Николаусу наконец игра надоела, а ещё более надоела отведённая ему глупая роль, и он придумал хитрость. Он сделал обманное движение в одну сторону, но сразу же метнулся в противоположную... И поймал. Но кого же? Он услышал сладкий аромат амбры. Мартину он поймал! Обманул плутовку!..
Он крепко прижал её к груди, чтобы не вырвалась, и радостно воскликнул:
— Поймал, поймал... Попалась, плутовка!
Николаус чувствовал, как сильной струной изгибалось у него в руках тело пойманной им жертвы, как руки жертвы упирались ему в грудь в попытках вырваться, как взволнованно-жарко дышала ему жертва в лицо. Но руки у него были очень сильны — не вырваться. Николаус рассмеялся:
— Я слышу амбру. Это Мартина, — он чувствовал, что жертва сопротивляется из последних сил. — Был уговор: ты должна меня поцеловать. Но не вздумай подставлять собачку...
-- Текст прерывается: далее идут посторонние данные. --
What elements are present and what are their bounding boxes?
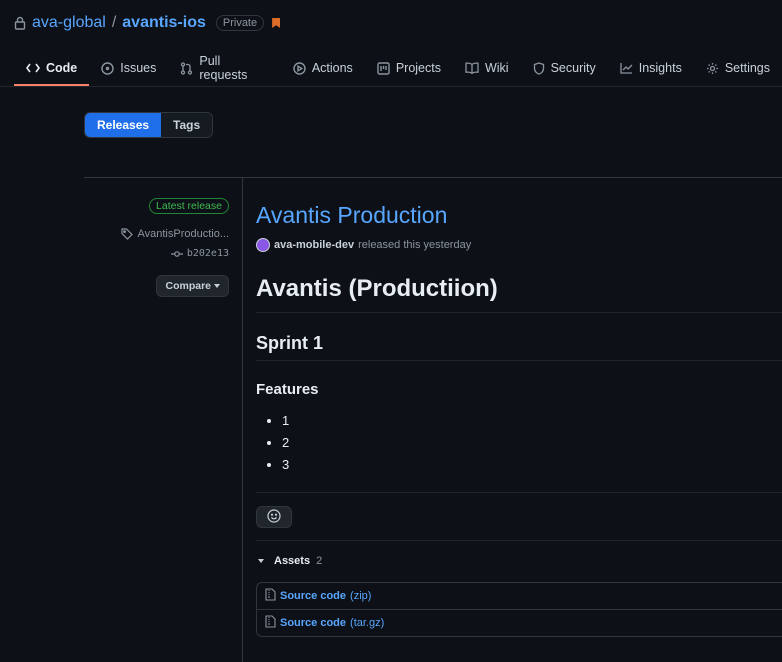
tab-code[interactable]: Code — [14, 50, 90, 86]
release-heading-2: Sprint 1 — [256, 333, 324, 353]
list-item: 1 — [282, 410, 289, 432]
repo-header: ava-global / avantis-ios Private — [14, 12, 281, 34]
releases-button[interactable]: Releases — [85, 113, 162, 137]
repo-name-link[interactable]: avantis-ios — [122, 14, 206, 32]
asset-name: Source code — [280, 590, 347, 602]
graph-icon — [620, 62, 633, 74]
asset-row-tar-gz[interactable]: Source code (tar.gz) — [257, 609, 782, 636]
book-icon — [465, 62, 479, 74]
tab-label: Issues — [120, 61, 157, 75]
asset-row-zip[interactable]: Source code (zip) — [257, 583, 782, 609]
tab-pull-requests[interactable]: Pull requests — [168, 50, 280, 86]
file-zip-icon — [265, 588, 276, 604]
project-icon — [377, 61, 390, 75]
smiley-icon — [267, 508, 281, 526]
author-link[interactable]: ava-mobile-dev — [274, 239, 354, 251]
release-sidebar-divider — [242, 178, 243, 662]
shield-icon — [533, 61, 545, 75]
repo-nav-tabs: Code Issues Pull requests Actions Projec… — [14, 50, 782, 86]
release-time: released this yesterday — [358, 239, 472, 251]
tag-name: AvantisProductio... — [137, 228, 229, 240]
latest-release-badge: Latest release — [149, 198, 229, 214]
tags-button[interactable]: Tags — [161, 113, 213, 137]
asset-ext: (zip) — [350, 590, 372, 602]
list-item: 3 — [282, 454, 289, 476]
tab-projects[interactable]: Projects — [365, 50, 453, 86]
assets-toggle[interactable]: Assets 2 — [258, 555, 322, 567]
tab-security[interactable]: Security — [521, 50, 608, 86]
play-icon — [293, 61, 306, 75]
tag-icon — [121, 228, 134, 240]
release-list-divider — [84, 177, 782, 178]
code-icon — [26, 62, 40, 74]
divider — [256, 540, 782, 541]
tab-label: Wiki — [484, 61, 509, 75]
assets-count: 2 — [316, 555, 323, 567]
tab-label: Security — [550, 61, 596, 75]
visibility-badge: Private — [215, 15, 265, 31]
release-heading-3: Features — [256, 381, 319, 398]
bookmark-icon — [272, 18, 281, 28]
file-zip-icon — [265, 615, 276, 631]
avatar[interactable] — [256, 238, 270, 252]
compare-button[interactable]: Compare — [156, 275, 229, 297]
tab-label: Projects — [395, 61, 441, 75]
tabs-divider — [0, 86, 782, 87]
issue-icon — [101, 61, 114, 75]
release-commit[interactable]: b202e13 — [170, 248, 229, 259]
tab-label: Code — [46, 61, 78, 75]
asset-ext: (tar.gz) — [350, 617, 385, 629]
tab-insights[interactable]: Insights — [608, 50, 694, 86]
features-list: 1 2 3 — [256, 410, 289, 476]
release-byline: ava-mobile-dev released this yesterday — [256, 238, 471, 252]
tab-wiki[interactable]: Wiki — [453, 50, 521, 86]
repo-separator: / — [111, 14, 117, 31]
compare-label: Compare — [165, 280, 211, 292]
triangle-down-icon — [258, 559, 264, 563]
commit-icon — [170, 250, 183, 258]
repo-owner-link[interactable]: ava-global — [32, 14, 106, 32]
gear-icon — [706, 62, 719, 75]
release-title-link[interactable]: Avantis Production — [256, 202, 447, 229]
list-item: 2 — [282, 432, 289, 454]
tab-issues[interactable]: Issues — [89, 50, 168, 86]
divider — [256, 360, 782, 361]
pull-request-icon — [180, 61, 193, 75]
releases-tags-toggle: Releases Tags — [84, 112, 214, 138]
tab-label: Actions — [311, 61, 353, 75]
tab-actions[interactable]: Actions — [281, 50, 365, 86]
divider — [256, 492, 782, 493]
release-tag[interactable]: AvantisProductio... — [121, 228, 229, 240]
divider — [256, 312, 782, 313]
tab-label: Insights — [638, 61, 682, 75]
assets-list: Source code (zip) Source code (tar.gz) — [256, 582, 782, 637]
tab-settings[interactable]: Settings — [694, 50, 782, 86]
lock-icon — [14, 16, 26, 30]
tab-label: Settings — [724, 61, 770, 75]
commit-sha: b202e13 — [186, 248, 229, 259]
chevron-down-icon — [214, 284, 220, 289]
release-heading-1: Avantis (Productiion) — [256, 275, 498, 302]
tab-label: Pull requests — [199, 54, 248, 82]
add-reaction-button[interactable] — [256, 506, 292, 528]
assets-label: Assets — [274, 555, 311, 567]
asset-name: Source code — [280, 617, 347, 629]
Надёжно удерживая её за талию левой рукой, он правой сорвал повязку с глаз.
И увидел у себя в руках... Фелицию.
Николаус в смущении, но всё ещё не отпуская пойманную тётку, огляделся. Мартина стояла поодаль, в испуге прикрыв ротик рукой. Ангелика стояла за спиной у Фелиции и, видно было, лишь с огромным трудом сдерживала вырывающийся смех.
А Фелиция, несколько растрёпанная и бледная, с вздрагивающими губами, всё упиралась ему руками в грудь.
Николаус наконец пришёл в себя от неожиданности и отпустил её.
— О, простите, баронесса! Мы развлекаемся тут, боремся со скукой...
И ему тоже, как Ангелике, стало ужасно смешно, однако позволить себе сейчас смех было бы слишком... было бы вызывающе. Можно было бы позволить себе осторожный смех, если бы на лице у Фелиции хотя бы мелькнула улыбка или хотя бы отразилось понимание в глазах — понимание комичности момента, но Фелиция, суровая и величественная в эту минуту, была, кажется, зла, как фурия. Она повернулась к нему правым боком, который был у неё надменнее, внушительнее левого, она метала глазами молнии, оправляя у себя на груди помятое платье. Губы у неё дрожали, и тонкие ноздри от гнева трепетали.
Ни слова не сказав Николаусу и Ангелике, Фелиция вдруг напустилась на служанку:
— Кто позволил тебе брать амбру, Мартина?..
— Я не брала, — едва выдохнула Мартина.
Девушка была так испугана, что, кажется, согласилась бы сейчас навсегда обратиться в птичку — только бы упорхнуть отсюда куда-нибудь подальше да повыше, или превратиться безвозвратно в малое зёрнышко — лишь бы закатиться в глубокую щель меж гранитными плитами пола, в ягодку обратиться и затеряться в пыльном углу под скамеечкой, или даже противной гусеницей стать, но уползти, уползти с глаз долой в какое-нибудь тёмное место, под спасительные панели.
— Это я ей надушила платочек, тётя, — вступилась Ангелика. — Она и не брала.
Прошипев нечто невнятное, Фелиция быстрым шагом устремилась прочь. Стройное тело её было прямое и гибкое, как зелёный ивовый прут, как злая розга, готовая стегать, стегать, стегать, наказывать, пороть нещадно, причинять боль...
Когда она удалилась, Мартина заплакала:
— Простите меня, госпожа! — и бросилась бежать куда-то.
Но Ангелика поймала её за руку, обернулась к Николаусу:
— Мы сами не заметили, откуда она появилась, — и засмеялась, правда, с оглядкой. — Но вышло смешно. Мы ещё сыграем как-нибудь. Ладно?
Мартина вырвалась, однако, и убежала вся в слезах. Ангелика, попрощавшись с Николаусом, пошла за ней.